In an interview, Romio Matshazi, the executive director of Active Youth Zimbabwe, an organisation for drug prevention and rehabilitation, said njengu was a hot spirit that has the same  content as sanitisers.

sanitiser

“Njengu is a hot spirit that came into the market around 2020 during the lockdown period.

It is manufactured with the content of sanitiser which affects the body and people’s health,” said Matshazi.

Matshazi said this alcohol has destroyed lives with some dying after consuming it and others becoming mentally unstable.

“The consumption of njengu by the local youths has led to many deaths and some becoming mentally unstable.

It must be banned because it has destroyed lives of both young and older fellows, and this substance is not registered in the country,” he said.

Nqobizitha Moyo, a psychologist, said the issue of njengu was posing a danger to many youths as it was sold to anyone regardless of their age.

“There is a lot to talk about njengu, the substance is easily accessible to members of the community as it’s sold in the streets, and nothing is done to control the sales.

Most people selling these substances, in the streets, are selling to anyone including adolescents and youths,” he said.

Moyo said njengu had negative effects on people and these effects were long and short-term.

“Njengu, like any other substance, has negative effects on mental health.

These effects can be categorised into short-term and long-term effects.

The short-term effects are impaired judgment, slurred speech, memory and comprehension loss.

The other effects of njengu are hangover, anxiety, weaknesses and shakiness.

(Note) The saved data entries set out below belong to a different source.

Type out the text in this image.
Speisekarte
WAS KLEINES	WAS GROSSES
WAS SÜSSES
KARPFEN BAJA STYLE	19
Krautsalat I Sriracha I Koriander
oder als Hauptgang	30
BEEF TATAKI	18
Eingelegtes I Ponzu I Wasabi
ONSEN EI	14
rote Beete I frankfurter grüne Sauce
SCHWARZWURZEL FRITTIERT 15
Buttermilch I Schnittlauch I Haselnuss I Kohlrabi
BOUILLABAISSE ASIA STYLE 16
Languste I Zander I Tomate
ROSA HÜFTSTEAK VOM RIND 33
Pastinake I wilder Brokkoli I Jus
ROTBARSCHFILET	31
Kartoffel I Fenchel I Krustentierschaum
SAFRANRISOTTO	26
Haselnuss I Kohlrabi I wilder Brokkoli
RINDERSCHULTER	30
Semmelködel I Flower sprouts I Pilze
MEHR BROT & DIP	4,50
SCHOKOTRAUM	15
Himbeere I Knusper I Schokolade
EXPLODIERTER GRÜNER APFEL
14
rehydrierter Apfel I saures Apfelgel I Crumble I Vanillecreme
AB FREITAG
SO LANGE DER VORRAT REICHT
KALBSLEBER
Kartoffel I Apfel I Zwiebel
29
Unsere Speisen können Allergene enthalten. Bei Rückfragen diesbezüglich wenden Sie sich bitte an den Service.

“Its long-term effects are addiction and substance-induced disorders such as alcohol intoxication and alcohol withdrawal delirium.

When someone suddenly stops abusing such substances especially when they are addicted to them, withdrawal symptoms set in.

They experience sleeplessness, sweating, poor appetite, convulsions and death,” he said.

Moyo added that there was a need to examine the reasons behind the consumption of njengu to come up with lasting solutions.

“Firstly, we need to know why community members use njengu, and these reasons can help us come up with effective solutions to the problem.

Some of these reasons are the need to fit in, relieve boredom, experiment and escape stressful situations,” he said.

He said there was a need to engage different sectors to deal with the problem of njengu and reduce deaths.

“Multisectoral approaches to addressing this problem are necessary.

There is a need for various sectors to come together to curb the rise in deaths due to substance abuse.

“This can be through anti-drug abuse and mental health awareness campaigns or community awareness campaigns on educating communities about the dangers of abusing drugs and substances.

The multisectoral approach includes professionals such as mental health professionals, doctors, and community leaders,” he said.

In 7 December 1987, the United Nations General Assembly decided to observe 26 June as the International Day against Drug Abuse and Illicit Trafficking as an expression of its determination to strengthen action and co-operation to achieve the goal of an international society free of drug abuse.

Supported each year by individuals, communities, and various organisations all over the world, this global observance aims to raise awareness of the major problem that illicit drugs present to society.